As ADI brings cost-efficient inertial capability into mainstream ag equipment, the performance gap between high-end and mid-tier platforms narrows.
The Road Ahead: Multi-Sensor Fusion and Autonomy
Agriculture is evolving toward heterogeneous fleets: autonomous tractors, robotic harvesters, terrain-following sprayers, orchard drones, and edge-connected implements. All require resilient PNT.
End-of-row autonomy
Low-speed, high-precision maneuvers demand stable attitude estimation. INS ensures smooth transitions even in partial GNSS shadows.
Terrain-following and boom dynamics
Sprayers rely on roll/pitch estimates for boom control. IMU data supports rapid damping of boom oscillation, improving chemical placement, reducing drift, and lowering input costs.
Cooperative ground-air systems
Drones performing scouting missions must integrate with guidance systems on the ground. Consistent inertial performance across platforms enables better data fusion and farm-level coordination.
Resilience as a design requirement
Interference, accidental or intentional, is increasingly common. INS helps maintain continuity of operation when GNSS performance degrades. It stabilizes machine behavior during uncertainty and helps diagnostic systems detect anomalies.
Regulatory evolution
As autonomy expands, functional-safety requirements will increase. INS adds a measurable layer of redundancy and validation, supporting safety cases for next-generation machines.
“We have sensors that we released more than 20 years ago still being produced,” Galchev said, “because our customers’ systems have long lifespans and once something works, it can be very difficult and expensive to re-qualify and swap it out.”
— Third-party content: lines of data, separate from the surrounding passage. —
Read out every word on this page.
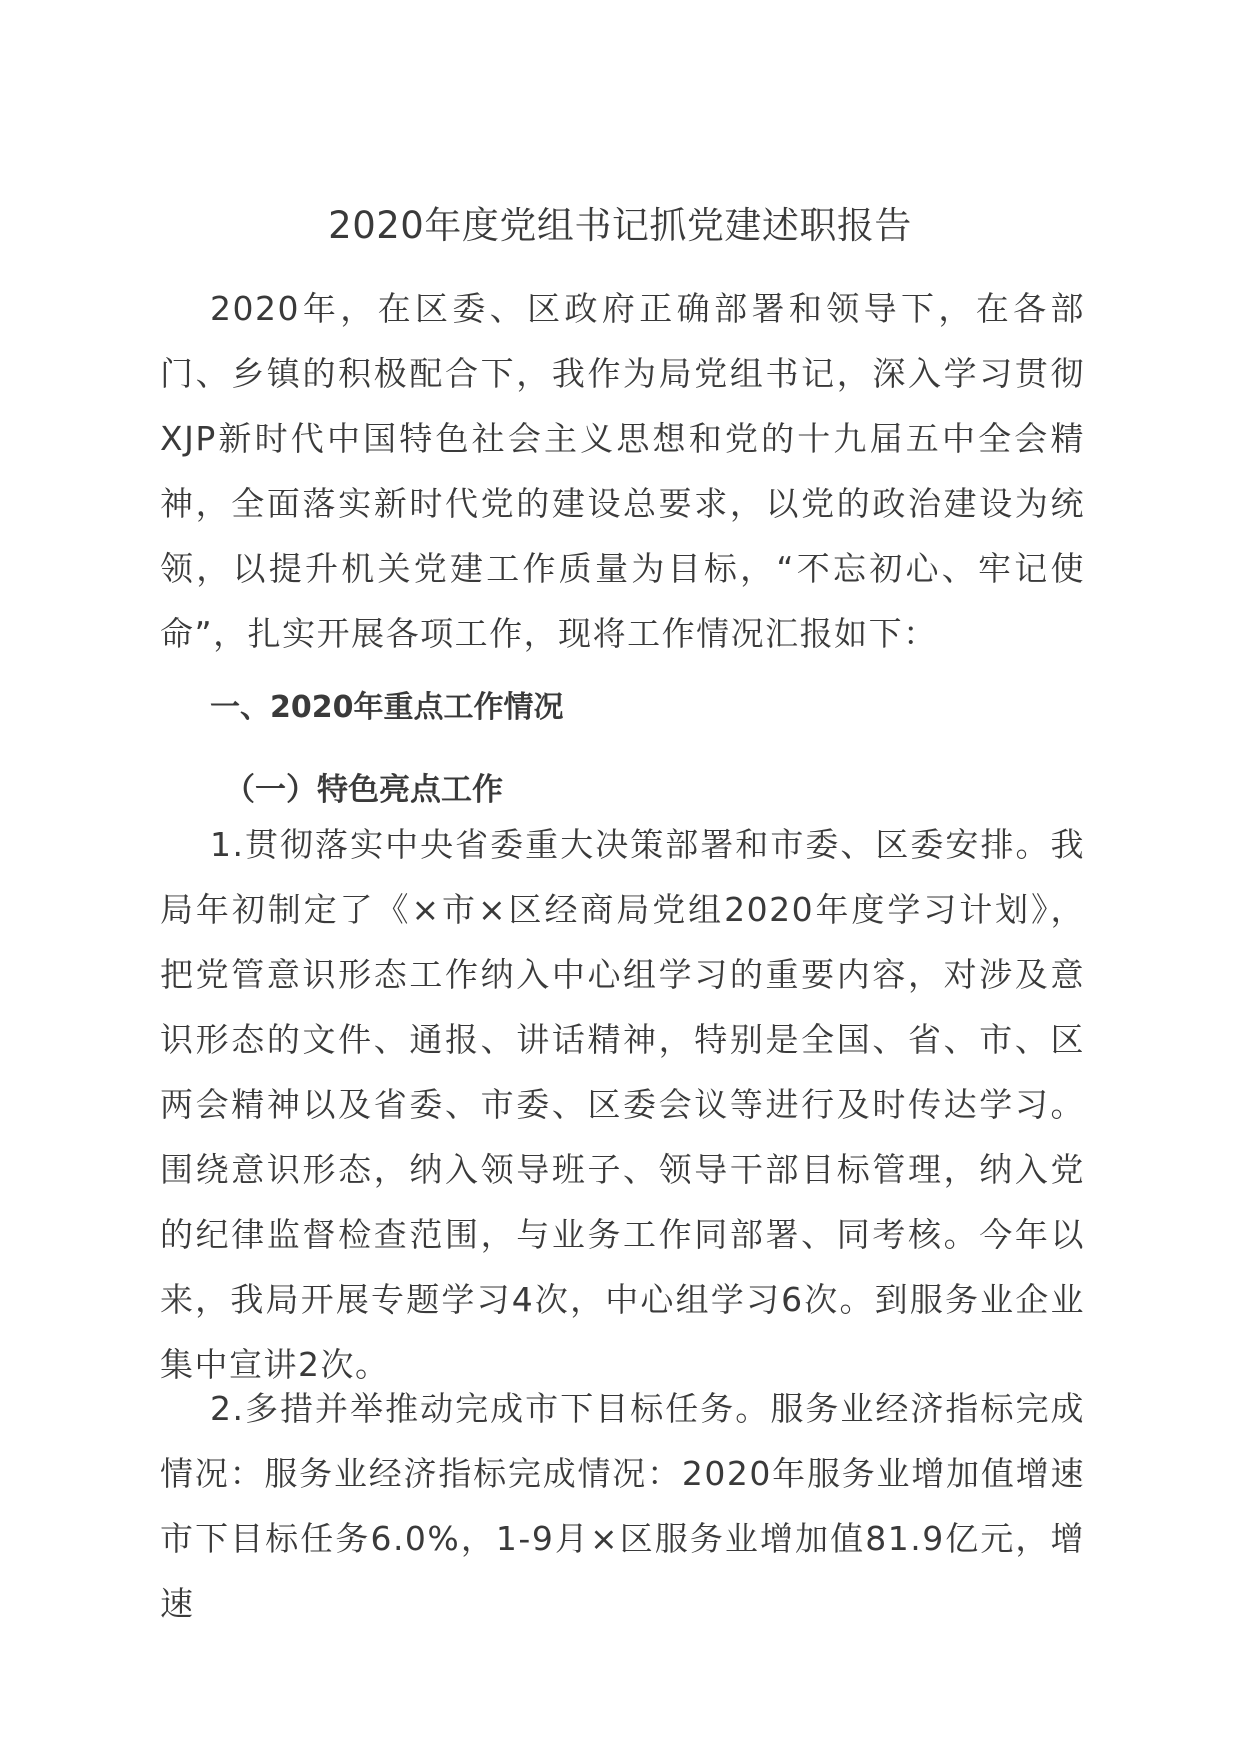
2020年度党组书记抓党建述职报告

2020年，在区委、区政府正确部署和领导下，在各部门、乡镇的积极配合下，我作为局党组书记，深入学习贯彻XJP新时代中国特色社会主义思想和党的十九届五中全会精神，全面落实新时代党的建设总要求，以党的政治建设为统领，以提升机关党建工作质量为目标，“不忘初心、牢记使命”，扎实开展各项工作，现将工作情况汇报如下：

一、2020年重点工作情况
（一）特色亮点工作

1.贯彻落实中央省委重大决策部署和市委、区委安排。我局年初制定了《×市×区经商局党组2020年度学习计划》，把党管意识形态工作纳入中心组学习的重要内容，对涉及意识形态的文件、通报、讲话精神，特别是全国、省、市、区两会精神以及省委、市委、区委会议等进行及时传达学习。围绕意识形态，纳入领导班子、领导干部目标管理，纳入党的纪律监督检查范围，与业务工作同部署、同考核。今年以来，我局开展专题学习4次，中心组学习6次。到服务业企业集中宣讲2次。

2.多措并举推动完成市下目标任务。服务业经济指标完成情况：服务业经济指标完成情况：2020年服务业增加值增速市下目标任务6.0%，1-9月×区服务业增加值81.9亿元，增速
As autonomy accelerates, the next decade of agriculture will be shaped by platforms that assume GNSS variability and engineer around it from day one. That shift elevates inertial from an add-on to a core requirement. ADI, with its long record of sensor innovation and system-level discipline, is positioned to anchor that transition. Their approach: predictable drift behavior, calibration at the silicon level, ruggedized packaging, and tight GNSS-INS fusion, gives OEMs a stable foundation to build autonomy across tractors, implements, drones, and emerging agricultural robots. The path forward is clear: Resilient PNT will define productivity, and ADI’s inertial technology will increasingly sit at the center of the autonomy stack, enabling machines that navigate, adapt and operate with confidence in the real conditions of the farm.